Frequently Asked Questions (FAQ) on RFID (Part 2): RFID Readers
1. What is an RFID reader?
An RFID reader is an active device that uses radio waves to read information stored on an RFID transponder without contact. Most of these reader units are additionally capable of writing to these transponders. An RFID reader usually contains a microprocessor or a digital signal processor. It also has an internal or external antenna
antenna, which retrieves the information from the RFID transponder. The RFID reader then passes this data to a communication unit, which in turn transmits the information to an external host system via common industrial interfaces and protocols (PROFIBUS, MODBUS, PROFINET, Ethernet, serial …). Here, the interpretation of larger data volumes or the targeted search for specific tagged objects is then possible. Host systems are usually warehouse management systems, production planning systems or enterprise resource planning systems.
2. What are the different types of RFID readers?
RFID readers do not have a typical, standardized design, but are available in different variants for a wide range of industries and applications. Accordingly, there are many ways to categorize them: Range, frequency, protocol types, power supply … but the all-important distinction is between stationary and mobile RFID readers.
In industrial applications, stationary readers are permanently placed at specific locations in a plant or factory to detect or identify goods. In access control applications, for example, they are mounted near a security door and grant workers access via their personal RFID transponder. In both cases, stationary RFID readers communicate directly with an external host system.
Mobile RFID readers (also known as “RFID handheld readers”) provide similar functionality, but are distinguished from stationary readers by having a more compact design similar to a cell phone and not requiring a permanent power connection. Data is temporarily stored on the handheld readers and only later transferred to a host system. This is done either via Wi-Fi or by plugging the handheld reader into a docking station. An RFID handheld reader of this type is particularly suitable, for example, for employees who have to quickly record goods on pallets in a delivery area.
3. What is reader collision and how do you avoid it?
The term “reader collision” refers to the possible overlapping of the detection range of RFID readers installed in spatial proximity to each other. In particular, earlier generations of UHF read/write heads were affected by this. In the meantime, reader collision is no longer a real challenge: modern UHF read/write heads, such as those produced by Pepperl+Fuchs, are equipped with so-called frequency hopping or a “Dense Reader Mode”, which prevents UHF readers from influencing each other. Here, the readers use a specific frequency range within which they constantly change channels. Another and more “conservative” variant to avoid reader collision is the use of shielding.

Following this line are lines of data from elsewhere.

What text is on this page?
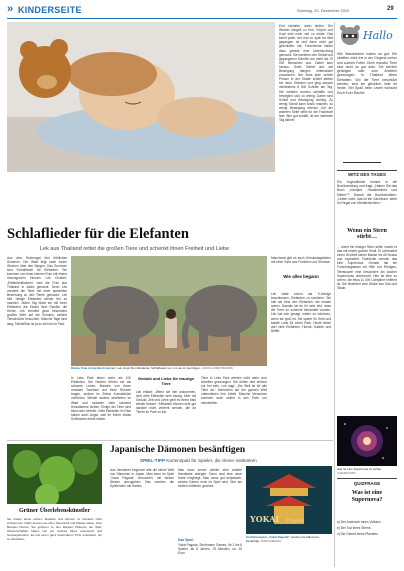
» KINDERSEITE	Sonntag, 20. Dezember 2020	29
Erst schlafen, dann laufen. Der Wecker klingelt zu früh. Körper und Kopf sind noch viel zu müde. Das kennt jeder, der mal zu spät ins Bett gegangen ist und dann nicht gut geschlafen hat. Forschende haben dazu gerade eine Untersuchung gemacht. Sie werteten den Schlaf und gegangenen Schritte von mehr als 70 000 Menschen aus. Dabei kam heraus: Guter Schlaf und viel Bewegung hängen miteinander zusammen. Nur etwa jede zehnte Person in der Studie schlief sieben bis neun Stunden und ging danach mindestens 8 000 Schritte am Tag. Die meisten wurden schlafen und bewegten sich zu wenig. Daher sind Schlaf und Bewegung wichtig. Zu wenig Schlaf kann krank machen, zu wenig Bewegung ebenso. Auf der anderen Seite steht für die Fachleute fest: Wer gut schläft, ist am nächsten Tag aktiver.
Hallo
Wie Waschbären haben es gut: Wir streiften nicht frei in der Gegend umher und suchen Futter. Doch manche Tiere sind nicht so gut dran. Sie werden gefangen oder zum Arbeiten gezwungen. In Thailand leben Elefanten. Wo die Tiere beschützt werden, sind sie glücklich, liest ihr heute. Viel Spaß beim Lesen wünscht Euch Euer Rachel
WITZ DES TAGES
Ein Jugendlicher kommt in die Buchhandlung und fragt: „Haben Sie das Buch „Vampire. Hausbesitzer und Mieter“?“ Darauf die Buchhändlerin: „Leider nicht, das ist ein Sachbuch, steht im Regal von Mörderbüchern.“
Schlaflieder für die Elefanten
Lek aus Thailand rettet die großen Tiere und schenkt ihnen Freiheit und Liebe
Aus dem Dschungel tönt fröhliches Summen. Der Wald liegt nach vielen Wochen über den Bergen. Das Summen sind Schlaflieder für Elefanten. Sie kommen von einer kleinen Frau mit einem riesengroßen Herzen: Lek Chailert. „Elefantenflüsterin“ wird die Frau aus Thailand in Asien genannt. Denn Lek versteht die Tiere mit einer speziellen Beziehung zu den Tieren gemacht. Lek hilft, riesige Elefanten wieder frei zu machen. Jeden Tag blickt sie mit ihren Elefanten, die Kinder ihrer Familie, die Herde. Lek versteht ganz besonders großen Wert auf die Schulen, welche Tierschützer besuchen. Manche Tage sind lang. Schließlich ist ja so viel los im Park.
Kleine Frau mit großem Herzen: Lek singt ihren Elefanten Schlaflieder vor, um sie zu beruhigen. CAROLA FRENTZEN/DPA
In Leks Park leben mehr als 100 Elefanten. Die Namen führen sie als schwere Leben. Manche von ihnen mussten Touristen auf ihren Rücken tragen, andere im Zirkus Kunststücke vorführen. Wieder andere arbeiteten im Wald und mussten viele schwere Holzstämme ziehen. Einige der Tiere sind blind oder verletzt. Viele Elefanten im Park haben auch Angst, weil ihr früher etwas Schlimmes erlebt haben.
Geduld und Liebe für traurige Tiere
Lek erklärt: „Wenn sie hier ankommen, sind viele Elefanten sehr traurig. Aber mit Geduld, Zeit und Liebe geht es ihnen bald wieder besser.“ Elefanten können sehr gut darüber nicht verlernt werden, die an Tieren im Park zu tun.
Tiere in Leks Park werden nicht mehr zum Arbeiten gezwungen. Sie dürfen dort einfach nur frei sein. Lek sagt: „Die Welt ist für alle Tiere da.“ Menschen auf der ganzen Welt unterstützen ihre Arbeit. Manche Menschen kommen auch selbst in den Park, um mitzuhelfen.
Manchmal gibt es auch Geburtstagsfeiern mit einer Torte aus Früchten und Gemüse.
Wie alles begann
Lek hatte schon als 9-Jährige beschlossen, Elefanten zu schützen. Sie half als Kind den Elefanten, die kranke waren. Damals tat es ihr sehr leid, dass die Tiere so schlecht behandelt wurden. Lek hat sich gesagt, weiter zu schützen, wenn sie groß ist. Sie sparte ihr Geld und kaufte Land für einen Park. Heute leben dort viele Elefanten, Hunde, Katzen und Büffel.
Wenn ein Stern stirbt…
… wenn ein riesiger Stern stirbt, macht er das mit einem großen Knall. Er schleudert einen Großteil seiner Masse ins All hinaus und explodiert. Fachleute nennen das eine Supernova. Gerade hat ein Forschungsteam mit Hilfe von Röntgen-Teleskopen eine besondere Art solcher Supernovas untersucht. Hier ist eine zu sehen, die etwa 11 000 Lichtjahre entfernt ist. Sie hinterließ eine Wolke aus Gas und Staub.
Hier ist eine Supernova zu sehen. CHANDRA/DPA
QUIZFRAGE
Was ist eine Supernova?
a) Der Ausbruch eines Vulkans
b) Der Tod eines Sterns
c) Die Geburt eines Planeten
Grüner Überlebenskünstler
Sie haben keine echten Muskeln und können im Dunkeln nicht schwimmen. Dafür können sie ohne Sauerstoff und Wasser leben. Zum Beispiel Moose. Sie gehören zu den ältesten Pflanzen der Welt. Wissenschaftler haben nun ein solches Moos untersucht und herausgefunden: Es hat einen ganz besonderen Trick entwickelt, um zu überleben.
Japanische Dämonen besänftigen
SPIEL-TIPP Kartenspaß für Spieler, die clever mitdenken
Aus Verweben beginnen alte die kleine Welt von Dämonen in Japan. Man kann im Spiel „Yokai Pagoda“ versuchen, mit diesen Wesen umzugehen. Das machen die Spielenden mit Karten.
Man kann immer wieder eine andere Handkarte ablegen. Dann wird eine neue Karte hingelegt. Man muss gut aufpassen, welche Karten noch im Spiel sind. Wer am besten mitdenkt, gewinnt.
Das Spiel
Yokai Pagoda, Strohmann Games, für 1 bis 6 Spieler, ab 8 Jahren, 15 Minuten, ca. 15 Euro.
YOKAI Pagoda
Im Kartenspiel „Yokai Pagoda“ werden die Dämonen besänftigt. PUBLISHER/DPA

4. How does antenna polarization affect the performance of a UHF RFID reader?
The polarization of the radio waves emitted by a UHF RFID reader is crucial for the reliable identification of objects. In RFID, there are three main types of polarization: linear-vertical, linear-horizontal and circular polarization. In the case of linear-vertical and linear-horizontal polarization, the direction of the vector of the magnetic field component is constant. Other RFID readers use circular polarization, in which the electromagnetic field is emitted in a shape similar to a corkscrew. To achieve the maximum read range of a UHF system, the polarization of the reader must match the polarization of the transponder. Typically, RFID transponder antennas use linear polarization. In simple terms, linearly polarized antennas achieve a greater read range than circularly polarized antennas at identical amplification power (assuming correct alignment of the antennas). Conversely, circularly polarized antennas are better suited for reading transponders with deviating positioning.
The latest RFID readers, such as the F190 and F192 UHF RFID read/write heads from Pepperl+Fuchs, use different polarization types to ensure the most reliable identification. In applications where the transponder orientation is known or does not change, simple linear polarization is sufficient: the orientation of the antenna polarization is set to the RFID transponder, and the signal amplification and power consumption are controlled with pinpoint accuracy. However, if the position of the transponder is unknown or varies, these technically advanced UHF read/write heads can automatically switch between vertical and horizontal linear polarization. This guarantees reliable identification independent of the transponder orientation. This is particularly useful when detecting unsorted, loose goods of all kinds.
5. Which RFID reader is right for my application?
Choosing the right RFID reader for a particular application depends on several considerations. As mentioned previously, the antenna polarization of the reader is an important factor that has an impact in practice. In addition, other aspects are also relevant: Constrained installation space in plants and factories calls for RFID readers in extremely compact designs. What types of housings does an RFID equipment supplier offer? How durable and resistant is the RFID reader? Will it possibly even be used in hygienic areas or exposed to high temperatures? Is the identification solution to be rolled out on a global basis? In this case, it is advantageous if a supplier can offer a specific reader type in several versions for different frequency ranges.